Some machines are fixed to using G94, so it may be a code that is not allowed ??

Another option to RIGID tapping ( tap is sloidly clamped in a non-flexible holder ) is the use of a spring tapping holder, feedrate should be about 95% of the calculated feed per rev
take a metric M6 x 1.0 pitch tap


RIGID Holder ( G94 mode ) S1000 F40.00 (F= pitch X RPM )
RIGID Holder ( G95 mode ) S1000 F0.040 (F=pitch )
Tapping Holder ( G94 mode ) S1000 F38.00 (F= pitch X RPM X 95% )

mactec54
07-10-2011, 10:29 AM
Superman

The G94/G95 command is modal and usually set very early in the program.

Unless you are programming a lathe and use G94 to move around the part and G95 to cut the part, it is pretty much a set it and forget it command.

Most CNC machines run boot program when they start up that sets the most common modal commands. If you are running a mill, it will no doubt default to G94 when you turn the machine on.

(You only need to look at the control screen & you will see what has been loaded in modal commands)

A lathe could default to either G94 or G95, so make sure that one of the first lines in your program always sets the initial conditions you want default to.

This is why it should not be in his Mill program,as he found out, The control did not like it being there

As for my post about this G94 being in his program, that you seem to see as incorrect it is not,

You don't put a G94 in a mill program it is not needed,& should not be there, It is only put in Lathe programs when needed, or Mill/Lathe Type machines

jagardner4
07-10-2011, 10:46 AM
To work, Cutter Diameter Compensation (CDC) requires that you not only call up the desired tool diameter. but also tell which side of the cut you are on.

I think in your case, the T code indicates the diameter offset to use, so the code you've posted is okay, but there's a small possibility the parameters have been set to call tool diameters via a D code programmed in Event Type 9 (M Function Event). Check the M Function event for a D code line. If it doesn't have one, stick with calling the tool diameter by way of the T code.

Once you've called up the offset you want to use, you need to activate it and tell the control which side of the cut to put the compensation on. This is done by programming C1 or C2 in a Linear or Arc Mill event (event types 1 or 2). I don't remember which code tells the control to put the cutter to the left of path and which puts it to the right, but there will be a help message that comes up telling you which one is which.

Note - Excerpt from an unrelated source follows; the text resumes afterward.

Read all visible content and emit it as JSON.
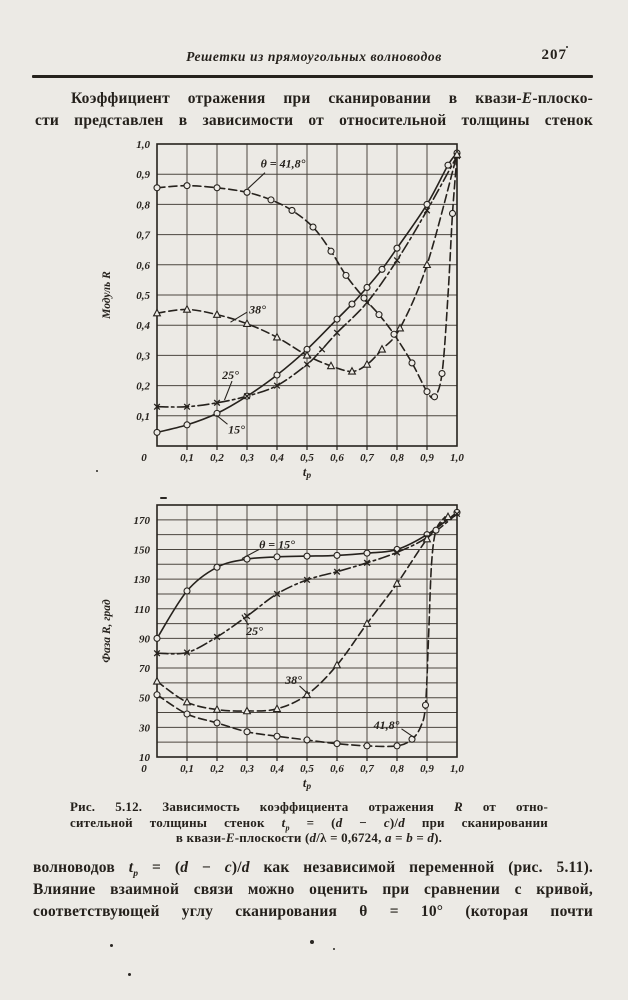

Diameter compensation remains active only while executing lines and arcs (event types 1 or 2), so programming any other event will 'interrupt' it and shut it off.

G41 and G42 are the G code equivalents for C1 and C2 in the conversational events.

There's a lot more rules and such discussed in the manual about cutter compensation. You should really take a few minutes to read the section.